John Roach
from National Geographic News
Evidence of water vapor "raining down" on a newly forming star system is offering the first direct look at how water likely gets incorporated into planets, NASA researchers announced.
(Related: "First Proof of Wet 'Hot Jupiter' Outside Solar System" [July 11, 2007].)
The water—enough to fill Earth's oceans five times over—falls at supersonic speeds in the form of a hail-like substance from the envelope of dust and gas that gave birth to the star.
The hail vaporizes when it smacks into the dusty disk around the embryonic star where planets are thought to take shape, according to models that best explain the observed data.
"This is the first time we've ever seen the process by which the surrounding envelope's material arrives at the disk," said Dan Watson, an astrophysicist at the University of Rochester in New York.
Watson is lead author of a paper describing the discovery in tomorrow's issue of the journal Nature.
"Since the disk is what's eventually going to give rise to the planetary system around the star, what we are seeing is the process by which that disk formed and therefore the initial conditions of planetary formation."
Star Development
The new work is based on observations of an embryonic star system taken with NASA's Spitzer Space Telescope (see images of stellar nurseries captured by Spitzer).
Astronomers observe such protostar systems in the infrared spectrum, because visible light is easily absorbed by the systems' dusty environments, making them invisible to the naked eye.
Water vapor emits a distinctive spectrum in infrared light.
The protostar lies about a thousand light-years from Earth in a cloud gas and dust. The whole system is called NGC 1333-IRAS 4B, or IRAS 4B for short.
The star is a warm, dense blob of material at the core of the cloud. A disk of planet-forming material is believed to circle the blob.
The radius of the disk is just larger than the distance between Pluto and the sun: about 3.6 billion miles (5.8 billion kilometers).
Based on their data, Watson and his colleagues say that the surface of the disk is -153 degrees Fahrenheit (-103 degrees Celsius).
While this seems frigid by Earth standards, Watson explained, the properties of water are different at the atmospheric pressure of the protostar, which is about a billionth of the pressure at sea level on Earth.
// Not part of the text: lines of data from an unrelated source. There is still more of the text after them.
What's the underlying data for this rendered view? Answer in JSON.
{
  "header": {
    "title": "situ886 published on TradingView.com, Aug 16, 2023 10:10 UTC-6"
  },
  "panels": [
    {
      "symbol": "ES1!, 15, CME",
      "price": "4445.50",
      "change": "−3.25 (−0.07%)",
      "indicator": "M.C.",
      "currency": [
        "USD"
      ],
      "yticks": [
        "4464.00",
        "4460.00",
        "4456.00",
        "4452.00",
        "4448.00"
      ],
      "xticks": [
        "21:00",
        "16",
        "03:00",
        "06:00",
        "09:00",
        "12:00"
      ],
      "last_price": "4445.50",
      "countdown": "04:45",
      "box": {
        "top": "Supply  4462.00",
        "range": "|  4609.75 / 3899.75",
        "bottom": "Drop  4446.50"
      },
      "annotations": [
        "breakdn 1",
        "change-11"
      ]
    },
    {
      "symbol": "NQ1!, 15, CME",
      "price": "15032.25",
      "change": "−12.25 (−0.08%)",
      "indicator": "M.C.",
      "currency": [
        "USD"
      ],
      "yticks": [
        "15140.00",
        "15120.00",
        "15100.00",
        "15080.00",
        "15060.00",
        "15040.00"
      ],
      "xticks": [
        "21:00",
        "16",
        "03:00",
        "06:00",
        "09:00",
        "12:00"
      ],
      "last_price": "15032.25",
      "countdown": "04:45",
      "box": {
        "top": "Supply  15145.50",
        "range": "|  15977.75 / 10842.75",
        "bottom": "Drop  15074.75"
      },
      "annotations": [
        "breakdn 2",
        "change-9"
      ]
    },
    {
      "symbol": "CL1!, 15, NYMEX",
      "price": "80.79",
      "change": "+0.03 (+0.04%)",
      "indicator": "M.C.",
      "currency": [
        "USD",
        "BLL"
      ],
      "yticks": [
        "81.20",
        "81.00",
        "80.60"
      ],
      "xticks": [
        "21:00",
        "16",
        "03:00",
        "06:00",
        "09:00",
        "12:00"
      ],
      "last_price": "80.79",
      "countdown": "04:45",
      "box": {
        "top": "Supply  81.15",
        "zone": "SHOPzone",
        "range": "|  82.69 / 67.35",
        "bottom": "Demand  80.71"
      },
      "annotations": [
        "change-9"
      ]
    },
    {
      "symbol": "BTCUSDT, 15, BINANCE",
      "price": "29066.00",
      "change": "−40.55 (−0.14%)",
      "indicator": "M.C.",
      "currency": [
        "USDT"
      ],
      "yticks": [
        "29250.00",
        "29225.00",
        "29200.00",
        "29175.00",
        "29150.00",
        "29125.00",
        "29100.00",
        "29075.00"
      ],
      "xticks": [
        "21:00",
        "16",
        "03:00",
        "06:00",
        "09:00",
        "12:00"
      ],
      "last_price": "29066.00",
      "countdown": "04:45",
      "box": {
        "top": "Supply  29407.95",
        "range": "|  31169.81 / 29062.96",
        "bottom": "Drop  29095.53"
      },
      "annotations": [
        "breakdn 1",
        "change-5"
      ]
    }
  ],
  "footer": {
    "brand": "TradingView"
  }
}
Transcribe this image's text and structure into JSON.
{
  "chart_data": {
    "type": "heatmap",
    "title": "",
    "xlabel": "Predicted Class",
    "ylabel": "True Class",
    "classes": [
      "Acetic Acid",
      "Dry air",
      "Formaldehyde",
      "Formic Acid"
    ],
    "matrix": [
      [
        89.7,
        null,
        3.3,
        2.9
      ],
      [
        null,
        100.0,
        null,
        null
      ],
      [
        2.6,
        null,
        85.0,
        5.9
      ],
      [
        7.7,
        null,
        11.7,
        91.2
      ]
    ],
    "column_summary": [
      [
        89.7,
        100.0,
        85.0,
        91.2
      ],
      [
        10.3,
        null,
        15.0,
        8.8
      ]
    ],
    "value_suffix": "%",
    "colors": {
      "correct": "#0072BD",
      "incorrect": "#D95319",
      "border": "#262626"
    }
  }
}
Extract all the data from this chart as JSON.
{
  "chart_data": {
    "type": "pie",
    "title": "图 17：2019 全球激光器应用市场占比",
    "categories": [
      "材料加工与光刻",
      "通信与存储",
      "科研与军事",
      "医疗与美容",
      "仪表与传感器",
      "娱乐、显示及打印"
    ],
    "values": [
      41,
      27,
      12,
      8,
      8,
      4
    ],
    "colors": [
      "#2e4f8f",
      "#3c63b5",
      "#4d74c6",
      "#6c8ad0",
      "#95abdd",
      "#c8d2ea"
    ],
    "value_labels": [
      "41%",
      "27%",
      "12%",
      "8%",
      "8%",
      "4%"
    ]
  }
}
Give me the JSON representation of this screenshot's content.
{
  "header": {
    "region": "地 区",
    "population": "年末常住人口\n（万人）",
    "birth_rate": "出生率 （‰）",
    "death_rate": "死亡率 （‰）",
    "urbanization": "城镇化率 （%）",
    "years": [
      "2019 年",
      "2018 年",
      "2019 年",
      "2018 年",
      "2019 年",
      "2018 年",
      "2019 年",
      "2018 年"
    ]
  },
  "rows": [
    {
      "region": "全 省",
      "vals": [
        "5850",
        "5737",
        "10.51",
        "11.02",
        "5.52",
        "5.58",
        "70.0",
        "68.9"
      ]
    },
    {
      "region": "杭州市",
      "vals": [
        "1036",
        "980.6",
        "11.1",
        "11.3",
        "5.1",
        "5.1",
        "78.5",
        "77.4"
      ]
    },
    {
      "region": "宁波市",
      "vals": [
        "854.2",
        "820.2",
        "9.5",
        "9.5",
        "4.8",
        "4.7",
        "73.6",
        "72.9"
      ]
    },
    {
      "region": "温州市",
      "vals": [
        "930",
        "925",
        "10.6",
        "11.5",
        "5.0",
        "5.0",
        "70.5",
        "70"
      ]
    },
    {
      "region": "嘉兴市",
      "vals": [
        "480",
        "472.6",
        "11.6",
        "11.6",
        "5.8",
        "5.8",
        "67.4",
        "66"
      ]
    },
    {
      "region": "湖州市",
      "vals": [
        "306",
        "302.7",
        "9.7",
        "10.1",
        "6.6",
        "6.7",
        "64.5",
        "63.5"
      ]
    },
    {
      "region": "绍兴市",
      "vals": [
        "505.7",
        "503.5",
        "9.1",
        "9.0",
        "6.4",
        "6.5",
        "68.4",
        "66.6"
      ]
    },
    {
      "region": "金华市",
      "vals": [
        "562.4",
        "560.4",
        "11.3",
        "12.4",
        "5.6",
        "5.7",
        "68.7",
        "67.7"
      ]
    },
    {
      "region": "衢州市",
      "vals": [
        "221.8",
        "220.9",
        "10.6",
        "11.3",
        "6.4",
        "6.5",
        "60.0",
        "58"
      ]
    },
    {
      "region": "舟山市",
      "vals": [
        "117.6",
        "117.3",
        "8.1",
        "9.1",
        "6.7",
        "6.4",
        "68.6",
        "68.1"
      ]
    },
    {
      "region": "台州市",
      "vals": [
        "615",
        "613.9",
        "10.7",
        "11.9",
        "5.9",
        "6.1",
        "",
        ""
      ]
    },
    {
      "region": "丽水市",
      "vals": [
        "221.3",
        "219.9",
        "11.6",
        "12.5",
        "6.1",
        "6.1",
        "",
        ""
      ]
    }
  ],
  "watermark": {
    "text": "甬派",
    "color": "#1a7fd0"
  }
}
In addition, material equal to 23 times the mass of Earth arrives at the disk each year, Watson said.
"That's the material that's heating on arrival and then gradually cooling as it joins the lower parts of the disk," he said.
"This is very wet stuff. The original state is very wet," he added. "There's plenty of water to make a solar system out of."
Right Angle
Of the 30 embryonic star systems observed with Spitzer, only IRAS 4B showed signs of water vapor.
According to Watson, this is most likely because the protostar's axis points almost directly at Earth.
"The other 29 could very well have just as much water emission as IRAS 4B, but they are turned the wrong way and you can't see them," he said.
The team has already identified hundreds more protostar systems like IRAS 4B and plans to observe them with the Spitzer telescope, including more stars that exhibit this rare orientation.